The past is interesting.
Seeing the common thread that runs through all human life, how different cultures in the past responded to threats that are totally different from the ones we face today and yet somehow almost exactly the same.
Understanding that people built everything we have today from nothing—full cities, with roads and plumbing and electricity, all from the ground up. We can’t even conceive of it now. What would we do if we had to start from scratch?
It should be fascinating to think about this, but most people have no conception of just how cool the study of history can actually be. The past seems so dead and boring. It has the potential to be vibrant and innovative and novel and exotic. Yet what do we think of when we think of ‘history’? Stones with people’s names etched on the front of them, lifeless replicas in museums, our ninth grade history class where we memorized names and dates, mundane sequences of events with no real explanation as to why we should care.

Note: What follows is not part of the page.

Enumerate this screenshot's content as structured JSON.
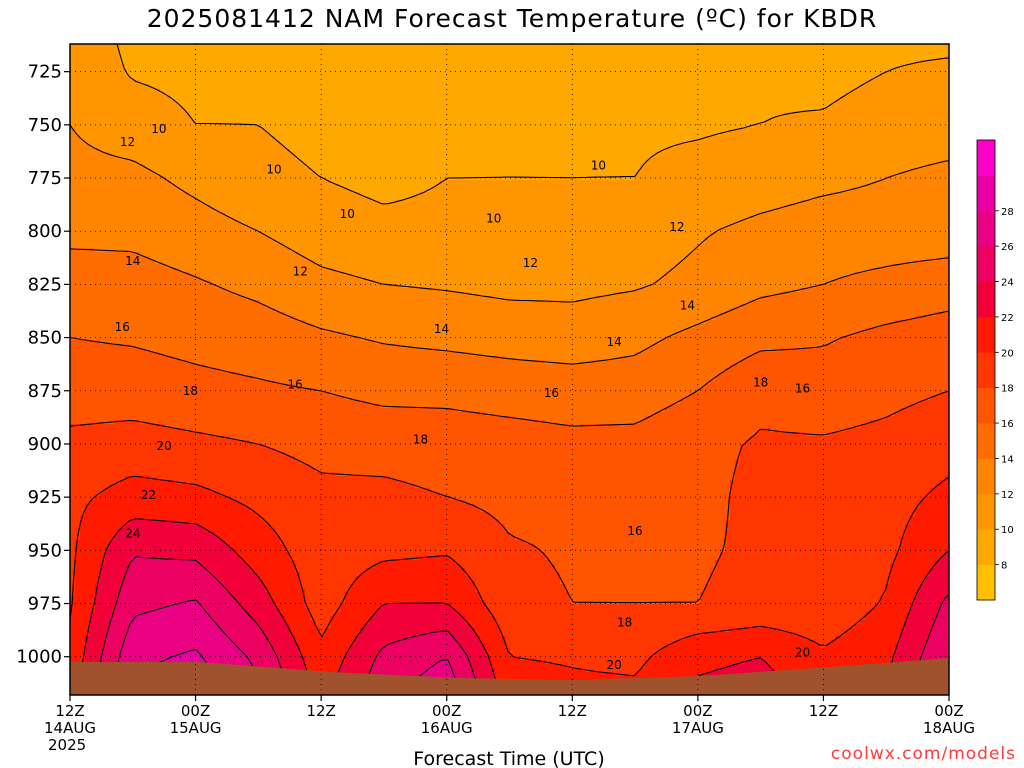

Sure, when you visit a historical site, those crumbling statues and buildings and old monuments all look pretty dead. The color has been washed off of them, the entire context in which they were built is gone, replaced with long lines of tourists absently walking around and taking photos. But what if you imagined what those things looked like in their prime?
I’m realizing this now, but I’ve been guilty of being ‘bored’ by history my entire life. The way history is taught is just dull.
You ever read a book about history? Most of them manage to be written in the most boring, tedious way possible.
I’m not knocking historians. They do awesome work. However, most of them are scholars, not writers. They are held to a certain ‘standard’ by their profession, and, to a certain extent, they find it difficult to ‘dumb down’ their writing so that it can be relatable (and comprehensible) to the common reader.
The result is that history becomes this impenetrable discipline, in which every text requires prerequisite knowledge that you just don’t have.
And it seems so overwhelming, too, as an adult trying to gain an understanding of the past. Where do you start? At the beginning? That seems so alien. Plus, who says what the ‘beginning’ really is?
I guess history is ‘boring’ because of its scale. It’s so big, the average poorly-educated person trembles at the face of it. Plus, there’s such a fear of getting things wrong, laymen hesitate to speak publicly about it.
There are exceptions to this. Popular nonfiction writers who write books that are engaging to read, YouTubers who distill thought-provoking historical stories into fun, twenty-minute videos.
Let’s keep the trend going. Stop taking everything so seriously. It’s time to make history fun (again).